Remember the name Chaya Hoffman, as one day she hopes to be known in the world of fashion design with the likes of Versace, Dior and Chanel. Hoffman studied at Bruriah High School and Michlalah, and recently graduated from the Fashion Institute of Technology. After graduating with an associate degree from FIT she reapplied for the two-year bachelor’s program and chose to major in fashion design of “special occasion” dresses. From the pool of 200 applicants she was one of 20 who were selected.
In her field, designers must learn the ins and outs of creating fashion, from the selection of fabric and the intricacies of sewing the proper linings, to undergarments and the techniques necessary to construct the perfect look and design.
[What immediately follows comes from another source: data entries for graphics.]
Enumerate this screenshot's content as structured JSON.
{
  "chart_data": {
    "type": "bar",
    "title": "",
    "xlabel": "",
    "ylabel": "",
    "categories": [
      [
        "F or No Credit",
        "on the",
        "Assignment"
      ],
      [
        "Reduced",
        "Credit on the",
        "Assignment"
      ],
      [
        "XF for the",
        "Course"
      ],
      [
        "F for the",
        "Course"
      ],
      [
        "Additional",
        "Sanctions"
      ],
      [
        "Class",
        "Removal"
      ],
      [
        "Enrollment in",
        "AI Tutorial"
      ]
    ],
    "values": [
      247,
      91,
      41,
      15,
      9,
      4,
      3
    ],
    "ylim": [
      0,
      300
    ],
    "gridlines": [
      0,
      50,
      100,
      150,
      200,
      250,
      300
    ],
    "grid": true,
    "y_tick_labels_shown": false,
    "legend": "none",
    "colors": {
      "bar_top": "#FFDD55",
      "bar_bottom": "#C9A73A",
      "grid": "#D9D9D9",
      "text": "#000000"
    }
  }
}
Her initial year of the program involved creating drawings and sketches and applying the teachings of her professors to the completion of one-of-a-kind garments. The classes at FIT taught Hoffman about creating coats, couture wear, intimate apparel, knitwear, sportswear and activewear. Her very first special occasion project was to design a wedding gown.
As a young child Hoffman grew up drawing on anything she could get her hands on. She drew on the walls, on books and on tables, and when it got to be too much for her parents to bear they would take away her markers as a punishment. She also loved dressing up in her mother’s hats, heels and shoes. The more sparkle and feathers, the more Hoffman was attracted to the material.
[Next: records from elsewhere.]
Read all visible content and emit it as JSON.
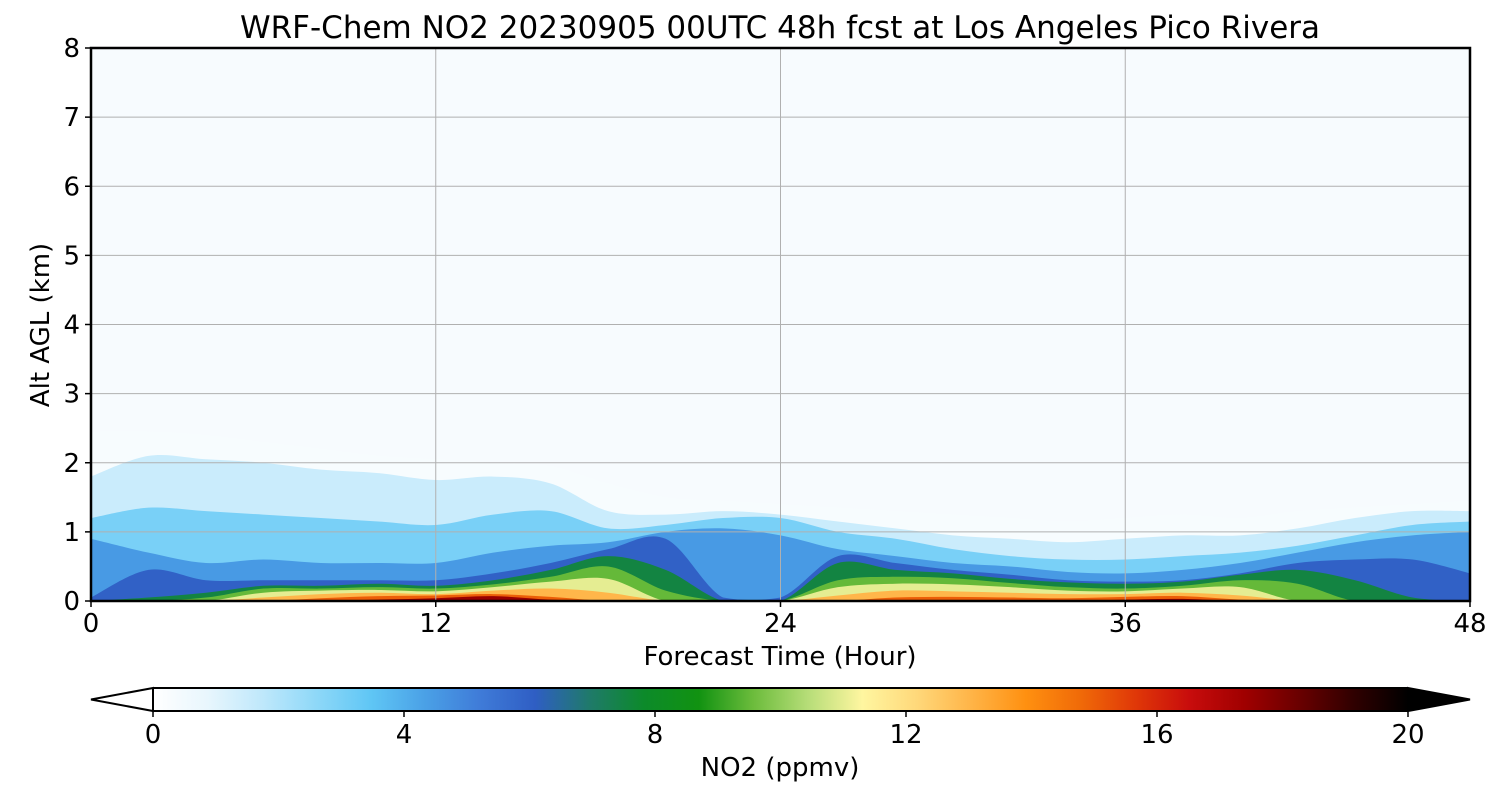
{
  "chart_data": {
    "type": "heatmap",
    "title": "WRF-Chem NO2  20230905 00UTC 48h fcst at Los Angeles Pico Rivera",
    "xlabel": "Forecast Time (Hour)",
    "ylabel": "Alt AGL (km)",
    "xlim": [
      0,
      48
    ],
    "ylim": [
      0,
      8
    ],
    "xticks": [
      "0",
      "12",
      "24",
      "36",
      "48"
    ],
    "yticks": [
      "0",
      "1",
      "2",
      "3",
      "4",
      "5",
      "6",
      "7",
      "8"
    ],
    "grid": true,
    "colorbar": {
      "label": "NO2  (ppmv)",
      "range": [
        0,
        20
      ],
      "ticks": [
        "0",
        "4",
        "8",
        "12",
        "16",
        "20"
      ],
      "extend": "both",
      "colors": [
        "#ffffff",
        "#e8f6fd",
        "#bfe8fb",
        "#8ed8f8",
        "#5fc6f5",
        "#4aa0e6",
        "#3f7bd8",
        "#2f5ec4",
        "#1f7a6a",
        "#0c8a2a",
        "#119211",
        "#6cbc3c",
        "#b6dd78",
        "#fff6a0",
        "#ffd87a",
        "#ffb447",
        "#ff9010",
        "#f06a08",
        "#e03808",
        "#c80c0c",
        "#a00000",
        "#6a0000",
        "#300000",
        "#000000"
      ]
    },
    "time_hours": [
      0,
      2,
      4,
      6,
      8,
      10,
      12,
      14,
      16,
      18,
      20,
      22,
      24,
      26,
      28,
      30,
      32,
      34,
      36,
      38,
      40,
      42,
      44,
      46,
      48
    ],
    "layers": [
      {
        "threshold_ppmv": 0.3,
        "top_km": [
          2.45,
          2.45,
          2.4,
          2.3,
          2.2,
          2.1,
          2.05,
          2.0,
          1.95,
          1.7,
          1.5,
          1.45,
          1.4,
          1.35,
          1.3,
          1.25,
          1.2,
          1.15,
          1.2,
          1.25,
          1.2,
          1.3,
          1.35,
          1.4,
          1.45
        ]
      },
      {
        "threshold_ppmv": 1.5,
        "top_km": [
          1.8,
          2.1,
          2.05,
          2.0,
          1.9,
          1.85,
          1.75,
          1.8,
          1.7,
          1.3,
          1.25,
          1.3,
          1.25,
          1.15,
          1.05,
          0.95,
          0.9,
          0.85,
          0.9,
          0.95,
          0.95,
          1.05,
          1.2,
          1.3,
          1.3
        ]
      },
      {
        "threshold_ppmv": 3.0,
        "top_km": [
          1.2,
          1.35,
          1.3,
          1.25,
          1.2,
          1.15,
          1.1,
          1.25,
          1.3,
          1.05,
          1.1,
          1.2,
          1.2,
          1.0,
          0.9,
          0.75,
          0.65,
          0.6,
          0.6,
          0.65,
          0.7,
          0.8,
          0.95,
          1.1,
          1.15
        ]
      },
      {
        "threshold_ppmv": 4.5,
        "top_km": [
          0.9,
          0.7,
          0.55,
          0.6,
          0.55,
          0.55,
          0.55,
          0.7,
          0.8,
          0.85,
          1.0,
          1.05,
          0.95,
          0.75,
          0.65,
          0.55,
          0.5,
          0.42,
          0.4,
          0.45,
          0.55,
          0.7,
          0.85,
          0.95,
          1.0
        ]
      },
      {
        "threshold_ppmv": 6.0,
        "top_km": [
          0.05,
          0.45,
          0.3,
          0.3,
          0.3,
          0.3,
          0.3,
          0.4,
          0.55,
          0.75,
          0.9,
          0.05,
          0.05,
          0.65,
          0.55,
          0.45,
          0.38,
          0.3,
          0.28,
          0.3,
          0.4,
          0.55,
          0.6,
          0.6,
          0.4
        ]
      },
      {
        "threshold_ppmv": 7.5,
        "top_km": [
          0,
          0.05,
          0.12,
          0.22,
          0.22,
          0.25,
          0.22,
          0.3,
          0.45,
          0.65,
          0.45,
          0,
          0,
          0.55,
          0.45,
          0.4,
          0.32,
          0.27,
          0.25,
          0.28,
          0.38,
          0.45,
          0.3,
          0.05,
          0
        ]
      },
      {
        "threshold_ppmv": 9.5,
        "top_km": [
          0,
          0,
          0.05,
          0.18,
          0.18,
          0.2,
          0.18,
          0.24,
          0.35,
          0.5,
          0.15,
          0,
          0,
          0.3,
          0.35,
          0.33,
          0.26,
          0.2,
          0.18,
          0.22,
          0.3,
          0.25,
          0,
          0,
          0
        ]
      },
      {
        "threshold_ppmv": 11.0,
        "top_km": [
          0,
          0,
          0,
          0.12,
          0.15,
          0.16,
          0.14,
          0.2,
          0.28,
          0.32,
          0,
          0,
          0,
          0.2,
          0.25,
          0.24,
          0.2,
          0.15,
          0.14,
          0.18,
          0.2,
          0,
          0,
          0,
          0
        ]
      },
      {
        "threshold_ppmv": 13.0,
        "top_km": [
          0,
          0,
          0,
          0.05,
          0.1,
          0.12,
          0.1,
          0.15,
          0.18,
          0.12,
          0,
          0,
          0,
          0.08,
          0.15,
          0.14,
          0.12,
          0.1,
          0.1,
          0.12,
          0.08,
          0,
          0,
          0,
          0
        ]
      },
      {
        "threshold_ppmv": 15.0,
        "top_km": [
          0,
          0,
          0,
          0,
          0.04,
          0.07,
          0.08,
          0.1,
          0.06,
          0,
          0,
          0,
          0,
          0,
          0.05,
          0.06,
          0.05,
          0.04,
          0.06,
          0.07,
          0.02,
          0,
          0,
          0,
          0
        ]
      },
      {
        "threshold_ppmv": 17.5,
        "top_km": [
          0,
          0,
          0,
          0,
          0,
          0.02,
          0.04,
          0.07,
          0.02,
          0,
          0,
          0,
          0,
          0,
          0,
          0,
          0,
          0,
          0.02,
          0.03,
          0,
          0,
          0,
          0,
          0
        ]
      }
    ]
  }
}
Upon completing her studies at Michlalah, the choice of where to continue her education was a daunting one. Although many assumed she would go to Stern College, she, after consulting with her parents and a rav, decided to go to FIT. She feels strongly, however, that unless someone is well grounded in their Yiddishkeit the challenge of a secular college might be too much for them.
Ever a kiddush Hashem, she became a walking encyclopedia for many of her fellow classmates for anything and everything about Judaism. Many would question her longer skirts and longer sleeves, especially in the summer. She agreed that certainly it would be cooler to dress differently, but she believed strongly in the Torah and her commitment to Yiddishkeit.
She has heard questions throughout her years of schooling at FIT with regard to shatnes in various fabrics and tzniut in what she was creating, and she always checked with Rav Yaakov Neuburger, who encouraged her since he felt strongly that Hashem had bestowed upon her a special talent.
Hoffman was known in school as the girl who would wear sparkly tights, perhaps leopard print, with something hot pink to accessorize. She admits that as she gets older her own taste and style have become more refined and dainty.
For her FIT senior thesis, which was in her final semester, Chaya was asked to write a paper on what inspired her to create her 15 designs. From those designs, well-known fashion designer Bibhu Mohapatra and faculty members were asked to select three creations from the students’ entries. On selection day, one of Hoffman’s gowns was chosen for the exhibition.
When the big day arrived, 170 garments were on display for the public to see. Another day was set aside for members of the fashion industry and faculty to choose the designs that would go into the school fashion show. Present at the show were Zac Posen, Dennis Basso and many other well-known designers. The public was asked to vote online prior to the fashion show for the winner of the best creation in the show. The 77 creations were chosen from voters pooled from the fashion world, alumni of FIT, friends and family. Hoffman definitely had a disadvantage as she is not a proponent of social media, yet her creation, of embroidered netting of silk organza, was chosen as the People’s Choice winner.
Ken Downing, a judge of the show, called the Future of Fashion, and senior vice president and fashion director at Neiman Marcus, immediately posted Hoffman’s creation on his Instagram account. Hoffman’s gown has been on display at Neiman Marcus in the Garden State Plaza for the past few weeks.
Hoffman envisions for her future red carpet designs to high-end couture. It is a difficult market to enter, but she’s started strong!